China's plans to tighten credit markets continue to cause concern, meaning that the release of GDP and other economic data tomorrow will have to be very bullish to offset this, said David Wech, head of energy studies at JBC Energy in Vienna.

China's December economic indicators will be published late on Wednesday. Analysts say Chinese industrial production probably grew at its fastest pace in almost four years, jumping by 20 percent in the year to December, compared with a reading of 19.2 percent in November.


Separately, U.S. crude inventories likely rose for a third straight week as imports increased and refinery utilization fell with the start of the maintenance season, a preliminary Reuters poll of analysts showed.

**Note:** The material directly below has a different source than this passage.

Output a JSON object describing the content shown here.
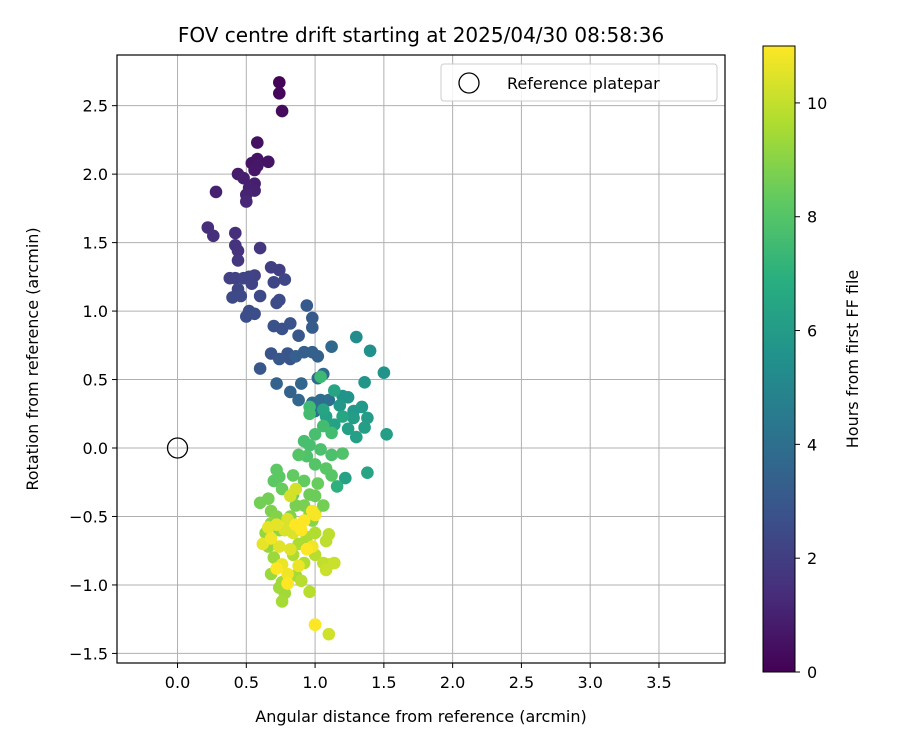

U.S. inventory reports were expected from the American Petroleum Institute later on Wednesday and from the Energy Information Administration on Thursday.

U.S. crude stockpiles were expected to have gained 2.5 million barrels on average in the week ended January 15, a survey of eight analysts showed.

Distillate stocks were projected up 400,000 barrels, with heating oil demand expected to have fallen amid moderating winter temperatures in the U.S. Northeast. Gasoline stocks probably rose 1.9 million barrels.

The country's refinery utilization was forecast to have fallen 0.3 percentage point to 81 percent of capacity.

Some U.S. refineries have begun their first-quarter maintenance, with the goal of retooling for gasoline production ahead of the summer driving season.